Yes, goddamnit, all of this has something to do with happiness. Maybe
The way you love makes sense--but my love makes no sense at all.
And neither does my life. Living is not a tragic play. Living is not
A lesson in logic. Soliloquies and syllogisms have never, not once,
Helped me solve one fucking problem concerning my relationships with
The people I've loved. Ever try a soliloquy on your mother? Have you?
Ever try to engage her with your impeccable logic? How'd it work out for you?

*

Look, I'm lucky to have walked out of my old address
With my toes and fingers intact--though, frankly, I'm still looking for my balls.
Did I expect to walk out with all the furniture and no hurts, no scratches, no
Scars? I'm fifty-four years old and I"m starting my life over again. Believe me,
The one thing I know how to do is start my life over again. But how many lives
Do I get? At least this time around, I don't have to resort to waiting on tables.
At least I'm not forced to suffer other people's inane conversations
About remodeling the bathroom and maids that don't speak English
For a lousy 15 percent tip. So what exactly do I have to sing about? Divorce? Divorce
Is not only not original but it's nothing to be proud of. A wife who feels
You betrayed her and hates you for destroying her life and hates you even more
For your inability to be a real man is not exactly what I dreamed of putting
On my resume. Ex-priest, ex-smoker, ex-dog companion, ex-husband.
Rack 'em up and break 'em, boys. Yeah, I feel like a fucking billiard ball.
A few months ago, I was seriously considering suicide. It's called ideating.
Ideating suicide.
Have you ever seen a torn-up pinata that some kid just beat
The holy hell out of? Well, that was me. I suppose you're wondering when
I'm going to get back to that word happiness again. I'm coming to it.
Listen, the road to happiness is a long fucking road trip. You can't take
The freeway. Back roads, buddy, that's all you got. Unpaved back roads
And bad weather. Storms, baby. Don't expect to get there fast.
And don't expect yourself or your car to arrive in mint condition.

*

The day I signed my divorce agreement, I found a place built in 1900.
A friend of mine had brought it back to life. There were scars everywhere
On the building. I pictured myself reading a book there, writing one,
Working on a new painting, singing a song, my bare feet stepping on the old,
Forgiving wood floors. This, this is my new life.

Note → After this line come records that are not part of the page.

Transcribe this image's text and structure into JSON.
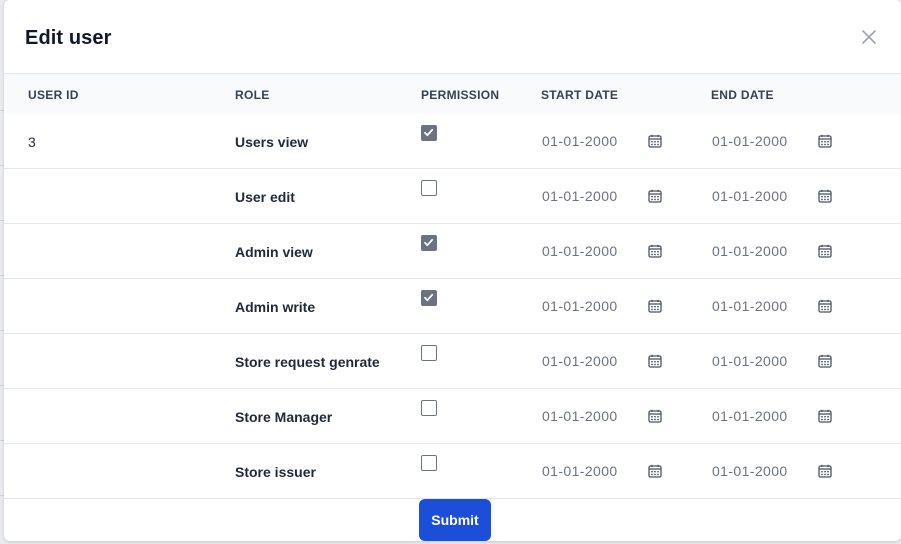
{
  "modal": {
    "title": "Edit user",
    "close_icon": "close-icon"
  },
  "table": {
    "headers": [
      "USER ID",
      "ROLE",
      "PERMISSION",
      "START DATE",
      "END DATE"
    ],
    "rows": [
      {
        "user_id": "3",
        "role": "Users view",
        "permission": true,
        "start_date": "01-01-2000",
        "end_date": "01-01-2000"
      },
      {
        "user_id": "",
        "role": "User edit",
        "permission": false,
        "start_date": "01-01-2000",
        "end_date": "01-01-2000"
      },
      {
        "user_id": "",
        "role": "Admin view",
        "permission": true,
        "start_date": "01-01-2000",
        "end_date": "01-01-2000"
      },
      {
        "user_id": "",
        "role": "Admin write",
        "permission": true,
        "start_date": "01-01-2000",
        "end_date": "01-01-2000"
      },
      {
        "user_id": "",
        "role": "Store request genrate",
        "permission": false,
        "start_date": "01-01-2000",
        "end_date": "01-01-2000"
      },
      {
        "user_id": "",
        "role": "Store Manager",
        "permission": false,
        "start_date": "01-01-2000",
        "end_date": "01-01-2000"
      },
      {
        "user_id": "",
        "role": "Store issuer",
        "permission": false,
        "start_date": "01-01-2000",
        "end_date": "01-01-2000"
      }
    ]
  },
  "footer": {
    "submit_label": "Submit"
  },
  "colors": {
    "primary": "#1d4ed8",
    "checkbox_checked": "#6b7280",
    "header_bg": "#f9fafb",
    "date_text": "#6b7280"
  },
  "icons": {
    "calendar": "calendar-icon",
    "check": "check-icon"
  }
}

Listen to me. Do you think finding a new life is a simple matter?
Finding any life at all is a miracle. There is something inside me that knows
That someday I'll have another dog and I will love, I'll love that dog.
There is something inside me that knows that someday, someone will look
At me and want to touch me--and there will be no hurt in that touch.
There is something inside me that is illogically and profoundly unafraid
Of the word tomorrow. There is something inside me that knows
That even though I am getting older by the day, I will always have
The mind of a curious boy who is looking for a whole forest of animals
In the clouds of a summer sky. There is something inside me that has banned
The word suicide from the vocabulary of my scarred and battered heart.

A few nights ago, this guy I know who has become
My friend got a little drunk. It happens. He was in a bad space. (I won't go into it.
Everyone deserves some privacy--even a guy who befriends a poet who might
Want to make him the subject of his next poem.) This is the thing: the guy was
In a world where hurt had become the only god that mattered. Tell me
You haven't been there. And tonight, here I am, thinking about my friend.
I have to say that I remain stunned by the beauty of his pain, by his great
And graceful disappointment, by his capacity to feel. To feel. Only someone
With deep faith can be that hurt. And I'm sorry I didn't know how to
Tell him that. I think I'll keep that image of him forever. Listen to me.
Everywhere I go, there is all this hurt. I walk away from one world and walk
Into another. But everywhere there are faces. The cities of the world
Are teeming with arms and hands that are reaching out to touch.
There is no escaping the pain. There is no escaping the beauty.

God, I've never been this happy. You still want to know what I have to sing about?